Homeros

Son Güncelleme 2 hafta önce
İlyada ve Odysseia destanlarını yazdığı düşünülen Yunanlı Şair, Filozof.
Yaşadığı Dönem : M.Ö 8. YY.
Eskiler onun yaşamı hakkında hiçbir şey bilmiyorlardı, Herodotos’un söylemleri doğrultusunda, İÖ IX. yy.’da yaşadığı ve ionialı olduğu bilinmektedir. İzmir’de (Smyrna) doğmuş olma ihtimali en yüksektir. Ancak altı yunan şehrinin, onun hemşerisi olmak onuruna sahip olmak için mücadele ettikleri bilinmektedir.
Akdeniz dünyasını dolaşan, şiirini okuyan kör bir halk şairi olarak anlatılmıştır. Ilyada ve Odysseia’nın yanı sıra, Homeros’un ilahileri ile Kurbağalar ve Fareler Savaşı eserleri de ona atfedildi. M.Ö. VII. yüzyıldan bu yana sözlü olarak bilinen İlyada ve Odysseia, M.Ö. VI.. yüzyılın sonlarında Atinalı tiran Peisistratos ve oğlu Hipparkhos’un gayretleri sonucunda yazıldı ve nihai şeklini aldı.
Antik çağda Homeros‘un şiirleri büyük bir üne ulaştı. Eğitimin temelini oluşturdu, Yunan ve Latin epik şairlerin tamamı tarafından örnek olarak kabul edildi. İskenderiye’li bilim insanları (Zenodotos, Bizans’lı Aristophanes, Aristarkhos), her efsaneyi 24 şarkıya ayırıp, sonradan eklenmiş gibi görünen dizeleri çıkardılar. Orijinal metin Pergamon School (Bergama Okulu) tarafından düzenlendi. Bizanslı bilim adamları Ilyada ve Odysseia’ya bugünkü formunu istanbul escort sitesi verdi.
Homeros‘un kişiliği ve yaşamı hakkında belirsizlikler olmasına rağmen, birkaç İskenderiyeli alim haricinde eskiler de Ilyada ve Odysseia’yı kendisine atfetmekte tereddüt göstermediler. Bu görüş XVIII. Yüzyıla kadar devam etti. 1664 yılında papaz d’Aubignac, İlyada’daki tutarsızlıkları baz alarak, Homeros’un hiç yaşamamış biri olduğunu ve bu iki destanın yunan halk ozanları tarafından bir araya getirilen parçalardan oluştuğunu ileri sürdü.

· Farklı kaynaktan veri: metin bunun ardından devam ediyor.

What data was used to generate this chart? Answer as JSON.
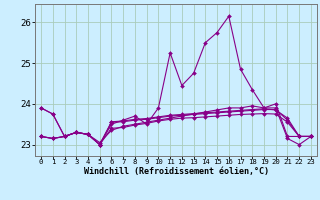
{
  "xlabel": "Windchill (Refroidissement éolien,°C)",
  "bg_color": "#cceeff",
  "grid_color": "#aaccbb",
  "line_color": "#880088",
  "x_ticks": [
    0,
    1,
    2,
    3,
    4,
    5,
    6,
    7,
    8,
    9,
    10,
    11,
    12,
    13,
    14,
    15,
    16,
    17,
    18,
    19,
    20,
    21,
    22,
    23
  ],
  "ylim": [
    22.72,
    26.45
  ],
  "yticks": [
    23,
    24,
    25,
    26
  ],
  "series": [
    [
      23.9,
      23.75,
      23.2,
      23.3,
      23.25,
      23.0,
      23.5,
      23.6,
      23.7,
      23.5,
      23.9,
      25.25,
      24.45,
      24.75,
      25.5,
      25.75,
      26.15,
      24.85,
      24.35,
      23.9,
      24.0,
      23.2,
      23.2,
      23.2
    ],
    [
      23.9,
      23.75,
      23.2,
      23.3,
      23.25,
      23.05,
      23.35,
      23.45,
      23.5,
      23.55,
      23.6,
      23.65,
      23.7,
      23.75,
      23.8,
      23.85,
      23.9,
      23.9,
      23.95,
      23.9,
      23.9,
      23.15,
      23.0,
      23.2
    ],
    [
      23.2,
      23.15,
      23.2,
      23.3,
      23.25,
      23.0,
      23.4,
      23.42,
      23.48,
      23.52,
      23.58,
      23.62,
      23.65,
      23.66,
      23.68,
      23.7,
      23.72,
      23.74,
      23.75,
      23.76,
      23.75,
      23.55,
      23.2,
      23.2
    ],
    [
      23.2,
      23.15,
      23.2,
      23.3,
      23.25,
      23.0,
      23.56,
      23.58,
      23.62,
      23.64,
      23.68,
      23.72,
      23.74,
      23.76,
      23.78,
      23.8,
      23.82,
      23.84,
      23.86,
      23.88,
      23.85,
      23.65,
      23.2,
      23.2
    ],
    [
      23.2,
      23.15,
      23.2,
      23.3,
      23.25,
      23.0,
      23.55,
      23.56,
      23.6,
      23.62,
      23.66,
      23.7,
      23.72,
      23.74,
      23.76,
      23.78,
      23.8,
      23.82,
      23.84,
      23.86,
      23.86,
      23.6,
      23.2,
      23.2
    ]
  ]
}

XVIII. yüzyılın sonlarında Alman filolog Fr. A. Wolf, Prolegomena ad Homerum’da (Homeros’a Giriş) (1795) d’Aubignac’ın argümanını daha da ileri götürüp Ilyada ve Odysseia’yı yazarı belirsiz yazılar arasında gösterdi. Daha yakın zamanda bazı tarihçiler, her iki eserin de birinci ve temel çekirdeğe (Aks hilleus’un öfkesi ve Odysseus’un geri dönüşü) dayandığını ve Homerides’lerin bu çekirdeğin çevresine bir dizi olay eklediğini savundu. Bazı tarihçilere göre, Homeros çok daha sonra ortaya çıktı ve sadece dağınık parçaları bir araya getirdi.
Bugün Homeros’un yaşamış olduğundan şüphelenen kimse yoktur. Ancak kimileri iki destanı aynı kişinin yazdığına inanırken, kimileri İliada ve Odysseia’daki dil, çevre ve ahlak konusundaki ayrım ve çelişkilere dayanarak bu destanların ayrı kişilerce yazıldığını iddia etmektedir. Bu eserlerden birinin şairin gençlik döneminde, diğerinin de yaşlılık döneminde yazıldığını ve ikisi arasında elli yıllık bir süreç olduğunu iddia etmek de yanlış değildir.
Günümüzde arkeoloji ve dilbilim alanındaki ilerlemeler her iki destandaki olaylar ile Akdeniz medeniyetlerine özgü kültürel faaliyetlerin karşılaştırılmasını sağlamış, İlyada ve Odysseia’nın aydınlatılmasına katkı sağlamıştır.